When the British built the London underground, their per capita income was $1,250, Ethiopia’s per capita income is at $859 (in 2012) compared to Kenya’s $1,125 in 2012. Although the colonial government had a Master Plan for Nairobi in 1948, much of the road reserves have been grabbed leaving no option for expansion. Hence the need to start thinking underground.

We must be cognizant of the fact that there are more civil engineers today in Kenya than Britain had in 1830’s. Our per capita income is just about that of Britain in the 19th century. Of the four factors of production, that is, land, labour capital and information, we have plenty in three of these factors and if we deal with our governance problems effectively, capital is within our reach.

We must be positively jealous of Addis Ababa for developing super highways as well as an underground rail to deal with its public transportation. It is that competitiveness that will move us forward. We have spent far too many years telling ourselves how much better we are than Somalia or Burundi. Let us break away from our short-termism and minimalist thinking and provide futuristic solutions to the masses.

SPECIAL PURPOSE VEHICLE

In the medium term, there is an opportunity to create an investment opportunity for investors to develop an exclusive lane for buses and emergency vehicles, buy all matatus and ban any new Matatu on the road in exchange of a more organized and regulated transport system. The Government does not need to invest even a penny on this grand idea. There will be need for the government to be part of the investment and even with this provision the government need not have the money. That was why we created the private-public partnerships.

But what we need first is a well-structured request for proposal for a lead investor in Nairobi’s public transportation.

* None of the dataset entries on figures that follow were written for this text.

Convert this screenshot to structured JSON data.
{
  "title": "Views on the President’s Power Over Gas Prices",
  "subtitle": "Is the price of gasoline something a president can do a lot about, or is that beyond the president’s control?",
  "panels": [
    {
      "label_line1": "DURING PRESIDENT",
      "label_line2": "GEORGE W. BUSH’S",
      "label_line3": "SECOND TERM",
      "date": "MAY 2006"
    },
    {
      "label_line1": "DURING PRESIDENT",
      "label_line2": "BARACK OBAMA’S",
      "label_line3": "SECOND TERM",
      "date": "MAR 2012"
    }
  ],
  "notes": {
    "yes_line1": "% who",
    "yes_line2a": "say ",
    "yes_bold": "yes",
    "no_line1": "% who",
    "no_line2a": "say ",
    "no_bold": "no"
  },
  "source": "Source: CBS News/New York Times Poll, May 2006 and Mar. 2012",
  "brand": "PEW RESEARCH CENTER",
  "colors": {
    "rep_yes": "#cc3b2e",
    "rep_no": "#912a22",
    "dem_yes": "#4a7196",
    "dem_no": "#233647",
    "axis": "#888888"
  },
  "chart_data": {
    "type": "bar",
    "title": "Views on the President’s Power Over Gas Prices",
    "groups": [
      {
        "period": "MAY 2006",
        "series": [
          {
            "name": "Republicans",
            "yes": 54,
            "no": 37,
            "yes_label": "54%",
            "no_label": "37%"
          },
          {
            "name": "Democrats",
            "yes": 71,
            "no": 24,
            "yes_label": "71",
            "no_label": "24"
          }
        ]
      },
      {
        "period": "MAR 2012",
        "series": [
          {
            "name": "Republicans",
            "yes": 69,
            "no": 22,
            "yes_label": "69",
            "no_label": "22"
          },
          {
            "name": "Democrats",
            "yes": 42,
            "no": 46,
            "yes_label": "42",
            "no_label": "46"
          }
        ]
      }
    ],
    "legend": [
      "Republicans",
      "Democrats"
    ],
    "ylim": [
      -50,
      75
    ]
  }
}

In fact I offer to do this on a pro bono basis if the government commits to effectively deal with the matatus in convincing them to invest in a new special purpose vehicle (SPV) that will bring sanity to public transportation.

Further, the government commits to do the following: educate our rogue pedestrians who talk on phone and text while crossing busy roads; cancel all driver licenses till every driver re-familiarizes themselves on road use as well as courteousness; create a futuristic permanent team whose work is to leverage on smart cities concept to create the future and be responsible for master planning; ban construction of any structures (shops) within 200 meters from major roads; educate the county representatives on management of modern cities (It was the Nairobi councilors who destroyed organized garbage collection and allotted themselves tenders to “collect” garbage. Since then the entire city became a dump site); install CCTV throughout the dedicated lane and finally, develop a back end office to monitor traffic and remotely fine the offenders.

Creating commissions or committees on traffic jams will not help. We simply must roll our sleeves and start working. We have thousands of unemployed youth. We may never have these many in the days to come.

We have geologists and engineers. There is no need to tender for any foreign company to lead us on this. That is why projects are expensive. We simply need a few of our dedicated geologists, engineers and hand men. Then buy an underground drill like the one below.

We have more tools including online content to begin a grand project that will restore our pride, our confidence and face the future knowing that we can.

The British in mid-19th century did not have what we have today but they did it. Ethiopians are not rich but they have done it. Our own Yego, the YouTube javelin star leveraged the Internet to bring us pride. “Yes we can”.